Planet? I just make et up as I go along!
Fri 18 Jan 2013 02:18 PM
In my discussion about whether planet is a natural kind, I focus just on our solar system. Although we expect there to be planets around other stars as well, I say we don't know enough about the structure of other solar systems to generalize too much. I also comment that a gas giant which didn't orbit a star would not be a planet.
There's lots of interesting recent astronomy which makes my claims about the details out of date.
Further work has allowed astronomers to identify dozens of planets orbiting other stars, so-called exoplanets. The amateur techniques for discovery are sufficiently routine that many of the discoveries have been made by amateur astronomers. Of course, we don't have - and may never have - ways of detecting smaller objects like Trojan asteroids in the orbits of exoplanets.
Last Fall, astronomers discovered what most news sources have described as a "rogue planet" and which the paper announcing it calls a "free-floating planet". Despite such loose talk, sources are clear that it is still an open question whether the object formed around a star (and so was born like a planet) or formed out on its own (and lacked sufficient mass to ignite as a star). In the introduction to the paper, the authors use the more cautious phrase 'Isolated Planetary Mass Object' (IPMO).
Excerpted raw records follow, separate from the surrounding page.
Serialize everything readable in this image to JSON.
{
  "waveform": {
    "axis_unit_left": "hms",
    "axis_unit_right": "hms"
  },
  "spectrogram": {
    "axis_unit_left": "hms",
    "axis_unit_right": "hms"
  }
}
These are cool findings which I would discuss if I were writing the book now, rather than two years ago. The difference would just be in the details, though, and I think my general conclusions still hold.
Since natural kinds are contingent and identifying them is fallible, though, I fully expect there to eventually be some discoveries which entirely undo something that I say in the book. I would be deeply suspicious of any philosophy of science which was immunized against such revision.